Alberto Arbasino è stato narratore e saggista eclettico. Ha dato nei suoi scritti, da Le piccole vacanze (1957) a Fratelli d'Italia – del quale ha pubblicato tre differenti stesure (1963, 1976, 1993) – a Mekong (1994), un ritratto caustico e impietoso della società italiana del secondo Novecento. Assertore della 'gita a Chiasso' come antidoto al provincialismo culturale italiano ereditato dal fascismo, fu tra i sostenitori del Gruppo 63.

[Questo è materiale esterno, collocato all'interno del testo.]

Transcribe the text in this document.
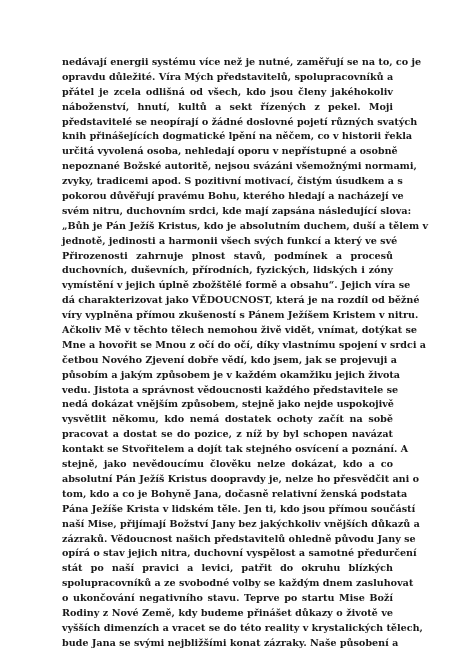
nedávají energii systému více než je nutné, zaměřují se na to, co je
opravdu důležité. Víra Mých představitelů, spolupracovníků a
přátel je zcela odlišná od všech, kdo jsou členy jakéhokoliv
náboženství, hnutí, kultů a sekt řízených z pekel. Moji
představitelé se neopírají o žádné doslovné pojetí různých svatých
knih přinášejících dogmatické lpění na něčem, co v historii řekla
určitá vyvolená osoba, nehledají oporu v nepřístupné a osobně
nepoznané Božské autoritě, nejsou svázáni všemožnými normami,
zvyky, tradicemi apod. S pozitivní motivací, čistým úsudkem a s
pokorou důvěřují pravému Bohu, kterého hledají a nacházejí ve
svém nitru, duchovním srdci, kde mají zapsána následující slova:
„Bůh je Pán Ježíš Kristus, kdo je absolutním duchem, duší a tělem v
jednotě, jedinosti a harmonii všech svých funkcí a který ve své
Přirozenosti zahrnuje plnost stavů, podmínek a procesů
duchovních, duševních, přírodních, fyzických, lidských i zóny
vymístění v jejich úplně zbožštělé formě a obsahu“. Jejich víra se
dá charakterizovat jako VĚDOUCNOST, která je na rozdíl od běžné
víry vyplněna přímou zkušeností s Pánem Ježíšem Kristem v nitru.
Ačkoliv Mě v těchto tělech nemohou živě vidět, vnímat, dotýkat se
Mne a hovořit se Mnou z očí do očí, díky vlastnímu spojení v srdci a
četbou Nového Zjevení dobře vědí, kdo jsem, jak se projevuji a
působím a jakým způsobem je v každém okamžiku jejich života
vedu. Jistota a správnost vědoucnosti každého představitele se
nedá dokázat vnějším způsobem, stejně jako nejde uspokojivě
vysvětlit někomu, kdo nemá dostatek ochoty začít na sobě
pracovat a dostat se do pozice, z níž by byl schopen navázat
kontakt se Stvořitelem a dojít tak stejného osvícení a poznání. A
stejně, jako nevědoucímu člověku nelze dokázat, kdo a co
absolutní Pán Ježíš Kristus doopravdy je, nelze ho přesvědčit ani o
tom, kdo a co je Bohyně Jana, dočasně relativní ženská podstata
Pána Ježíše Krista v lidském těle. Jen ti, kdo jsou přímou součástí
naší Mise, přijímají Božství Jany bez jakýchkoliv vnějších důkazů a
zázraků. Vědoucnost našich představitelů ohledně původu Jany se
opírá o stav jejich nitra, duchovní vyspělost a samotné předurčení
stát po naší pravici a levici, patřit do okruhu blízkých
spolupracovníků a ze svobodné volby se každým dnem zasluhovat
o ukončování negativního stavu. Teprve po startu Mise Boží
Rodiny z Nové Země, kdy budeme přinášet důkazy o životě ve
vyšších dimenzích a vracet se do této reality v krystalických tělech,
bude Jana se svými nejbližšími konat zázraky. Naše působení a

Eccentrico, colto e curioso cronista della realtà sociale e culturale degli anni Sessanta e Settanta, ne lasciò un vivo ritratto nelle prime opere, che tendono a una giocosa mescolanza di generi letterari: dalle impressioni di vita fermate nelle pagine di Parigi o cara (1960), Grazie per le magnifiche rose (1965), Sessanta posizioni (1970), Un paese senza (1980) ai romanzi di formazione L'anonimo lombardo (1959), Fratelli d'Italia (1963) e della prima maturità Super-Eliogabalo (1969), La bella di Lodi (1972).

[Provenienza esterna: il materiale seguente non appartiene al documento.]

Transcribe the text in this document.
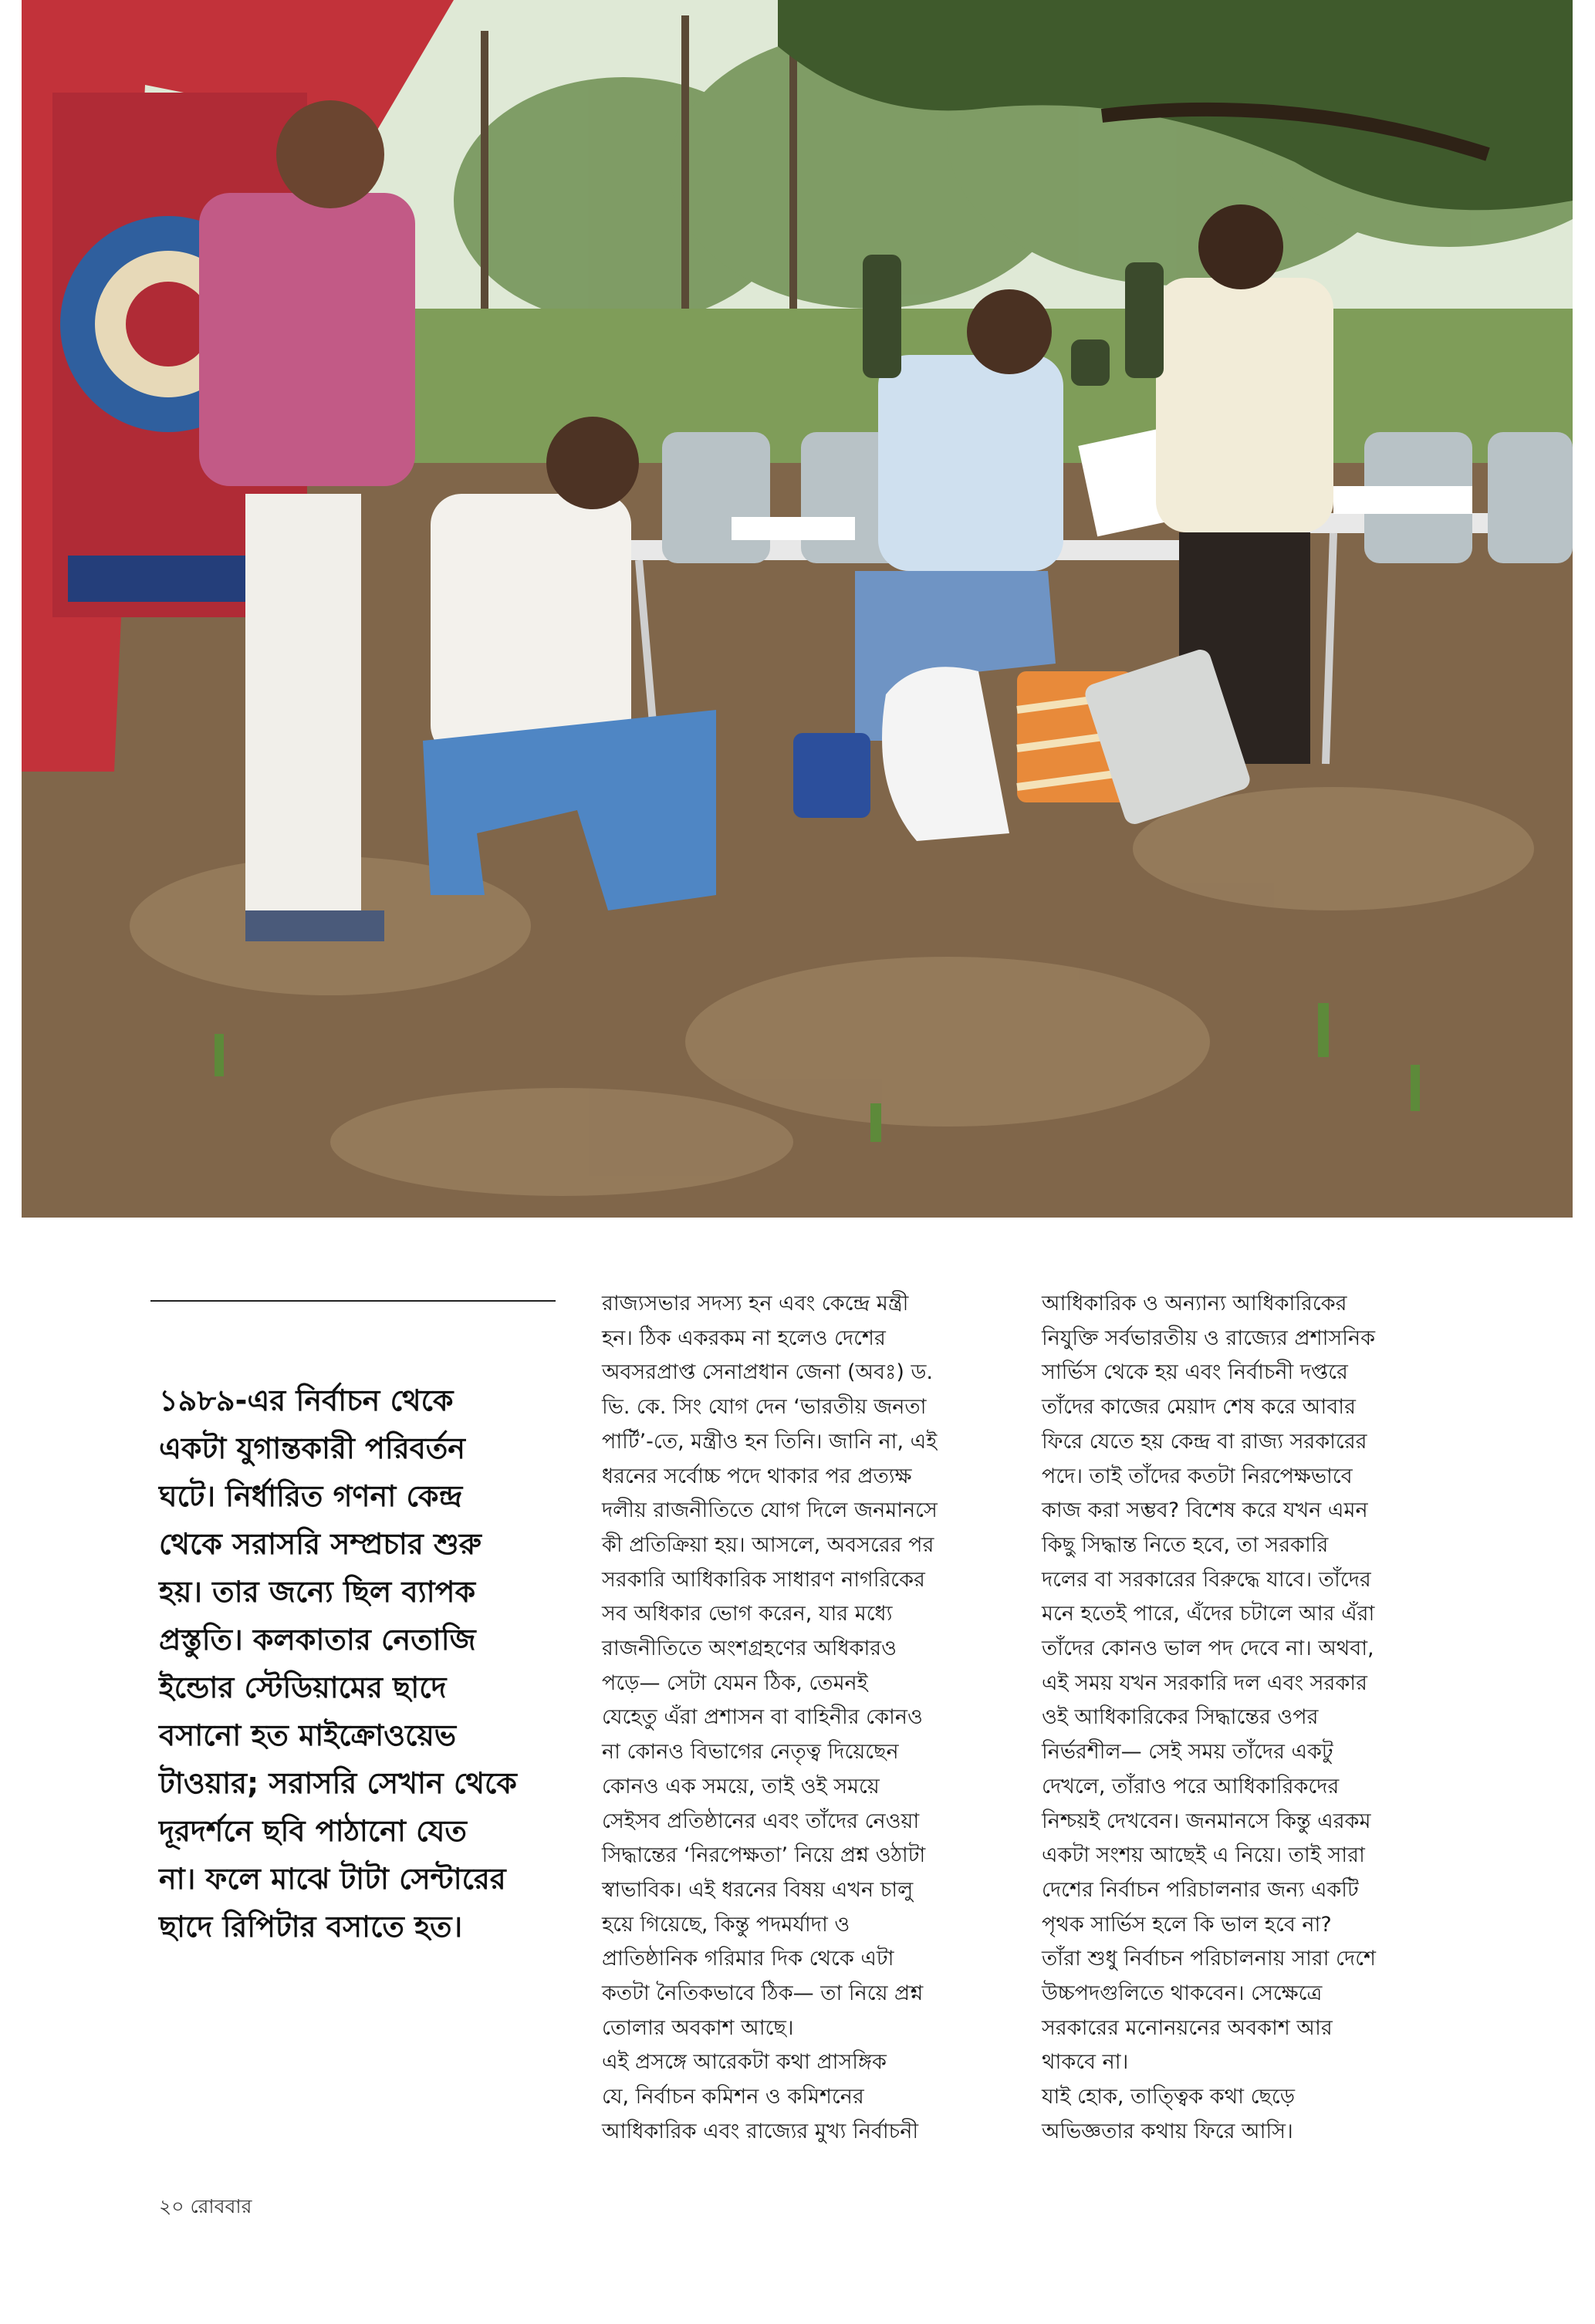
১৯৮৯-এর নির্বাচন থেকে
একটা যুগান্তকারী পরিবর্তন
ঘটে। নির্ধারিত গণনা কেন্দ্র
থেকে সরাসরি সম্প্রচার শুরু
হয়। তার জন্যে ছিল ব্যাপক
প্রস্তুতি। কলকাতার নেতাজি
ইন্ডোর স্টেডিয়ামের ছাদে
বসানো হত মাইক্রোওয়েভ
টাওয়ার; সরাসরি সেখান থেকে
দূরদর্শনে ছবি পাঠানো যেত
না। ফলে মাঝে টাটা সেন্টারের
ছাদে রিপিটার বসাতে হত।

রাজ্যসভার সদস্য হন এবং কেন্দ্রে মন্ত্রী
হন। ঠিক একরকম না হলেও দেশের
অবসরপ্রাপ্ত সেনাপ্রধান জেনা (অবঃ) ড.
ভি. কে. সিং যোগ দেন ‘ভারতীয় জনতা
পার্টি’-তে, মন্ত্রীও হন তিনি। জানি না, এই
ধরনের সর্বোচ্চ পদে থাকার পর প্রত্যক্ষ
দলীয় রাজনীতিতে যোগ দিলে জনমানসে
কী প্রতিক্রিয়া হয়। আসলে, অবসরের পর
সরকারি আধিকারিক সাধারণ নাগরিকের
সব অধিকার ভোগ করেন, যার মধ্যে
রাজনীতিতে অংশগ্রহণের অধিকারও
পড়ে— সেটা যেমন ঠিক, তেমনই
যেহেতু এঁরা প্রশাসন বা বাহিনীর কোনও
না কোনও বিভাগের নেতৃত্ব দিয়েছেন
কোনও এক সময়ে, তাই ওই সময়ে
সেইসব প্রতিষ্ঠানের এবং তাঁদের নেওয়া
সিদ্ধান্তের ‘নিরপেক্ষতা’ নিয়ে প্রশ্ন ওঠাটা
স্বাভাবিক। এই ধরনের বিষয় এখন চালু
হয়ে গিয়েছে, কিন্তু পদমর্যাদা ও
প্রাতিষ্ঠানিক গরিমার দিক থেকে এটা
কতটা নৈতিকভাবে ঠিক— তা নিয়ে প্রশ্ন
তোলার অবকাশ আছে।
এই প্রসঙ্গে আরেকটা কথা প্রাসঙ্গিক
যে, নির্বাচন কমিশন ও কমিশনের
আধিকারিক এবং রাজ্যের মুখ্য নির্বাচনী

আধিকারিক ও অন্যান্য আধিকারিকের
নিযুক্তি সর্বভারতীয় ও রাজ্যের প্রশাসনিক
সার্ভিস থেকে হয় এবং নির্বাচনী দপ্তরে
তাঁদের কাজের মেয়াদ শেষ করে আবার
ফিরে যেতে হয় কেন্দ্র বা রাজ্য সরকারের
পদে। তাই তাঁদের কতটা নিরপেক্ষভাবে
কাজ করা সম্ভব? বিশেষ করে যখন এমন
কিছু সিদ্ধান্ত নিতে হবে, তা সরকারি
দলের বা সরকারের বিরুদ্ধে যাবে। তাঁদের
মনে হতেই পারে, এঁদের চটালে আর এঁরা
তাঁদের কোনও ভাল পদ দেবে না। অথবা,
এই সময় যখন সরকারি দল এবং সরকার
ওই আধিকারিকের সিদ্ধান্তের ওপর
নির্ভরশীল— সেই সময় তাঁদের একটু
দেখলে, তাঁরাও পরে আধিকারিকদের
নিশ্চয়ই দেখবেন। জনমানসে কিন্তু এরকম
একটা সংশয় আছেই এ নিয়ে। তাই সারা
দেশের নির্বাচন পরিচালনার জন্য একটি
পৃথক সার্ভিস হলে কি ভাল হবে না?
তাঁরা শুধু নির্বাচন পরিচালনায় সারা দেশে
উচ্চপদগুলিতে থাকবেন। সেক্ষেত্রে
সরকারের মনোনয়নের অবকাশ আর
থাকবে না।
যাই হোক, তাত্ত্বিক কথা ছেড়ে
অভিজ্ঞতার কথায় ফিরে আসি।

২০ রোববার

Cosciente continuatore dello spirito illuminista lombardo e della linea letteraria che ha i padri nobili in Carlo Dossi e Carlo Emilio Gadda, ne è stato spregiudicato e ironico interprete in tutta la sua copiosa produzione. Tra le sue ultime opere il volume di poesie Matinée (1983) e i saggi Lettere da Londra (1997), Passeggiando tra i draghi addormentati (1997) e Paesaggi italiani con zombi (1998), Rap! (2001) e Rap 2 (2002), raccolta di poesie, ritornelli, scritti in versi, canti nella quale – prendendo a prestito la ritmica della musica rap – mette ancora una volta alla berlina atteggiamenti, mentalità e comportamenti degli italiani. Del 2004 è Marescialle e libertini (Adelphi). Tra 2009 e 2010 sono usciti i due volumi dei Meridiani Mondadori che raccolgono i suoi romanzi e racconti. Del 2011 America amore (Adelphi) che racconta il suo periodo americano tra la fine dei Cinquanta e i primi anni Sessanta; del 2012 è Pensieri selvaggi a Buenos Aires (Adelphi); del 2014 Ritratti italiani (Adelphi) e del 2016 Ritratti e immagini (Adelphi).

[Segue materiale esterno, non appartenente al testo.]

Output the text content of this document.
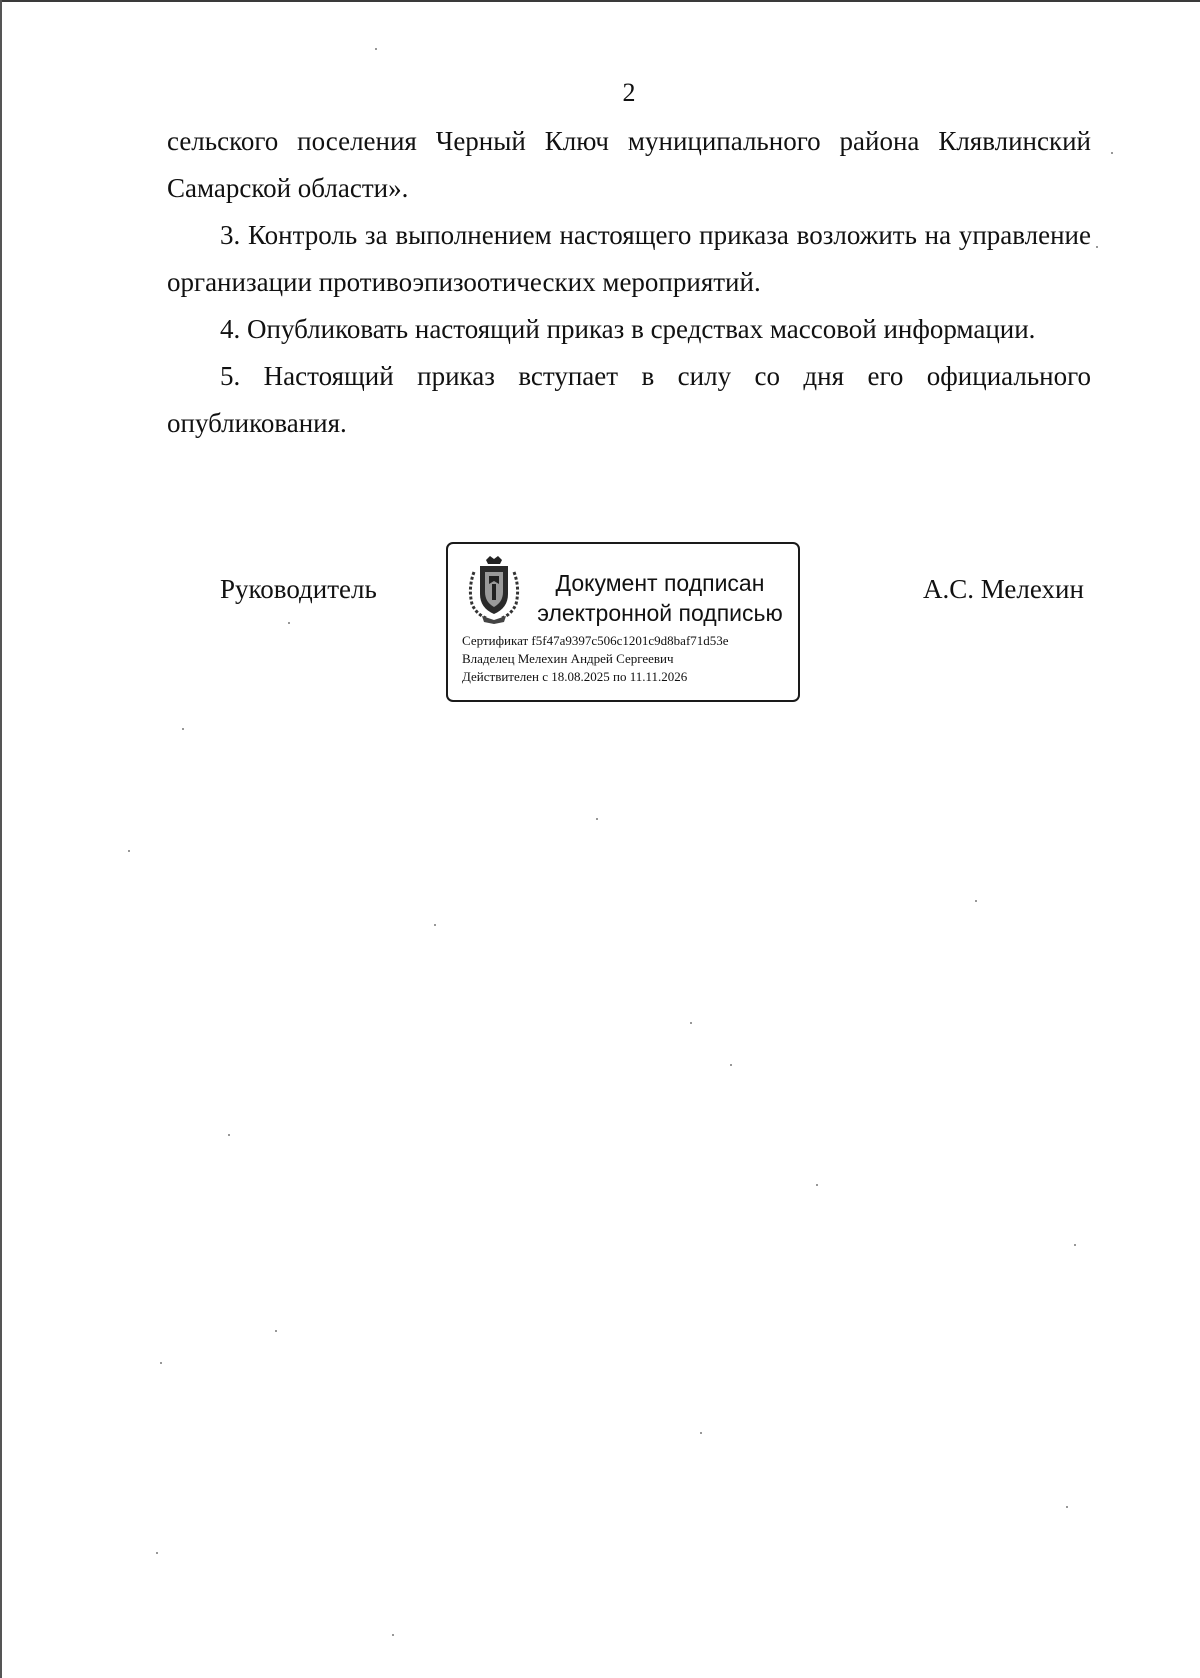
2

сельского поселения Черный Ключ муниципального района Клявлинский Самарской области».

3. Контроль за выполнением настоящего приказа возложить на управление организации противоэпизоотических мероприятий.

4. Опубликовать настоящий приказ в средствах массовой информации.

5. Настоящий приказ вступает в силу со дня его официального опубликования.

Руководитель	Документ подписан
электронной подписью
Сертификат f5f47a9397c506c1201c9d8baf71d53e
Владелец Мелехин Андрей Сергеевич
Действителен с 18.08.2025 по 11.11.2026
А.С. Мелехин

Muore il 23 marzo 2020 all'età di 90 anni a seguito di una lunga malattia.
Di lui ha scritto Goffredo Fofi in merito a L'anonimo lombardo, prima stesura:
«Se Arbasino non si fosse lasciato divorare dal gusto dell'arzigogolo, se non fosse diventato pian piano un vecchio moralista un po' monotono, se non si fosse adagiato nella maniera di sé e nell'invenzione e ossessiva proposta di un proprio birignao, avrebbe riprodotto quel volume tal quale. Un volume che, fortunato chi ce l'ha, rimane, credo, il suo capolavoro.»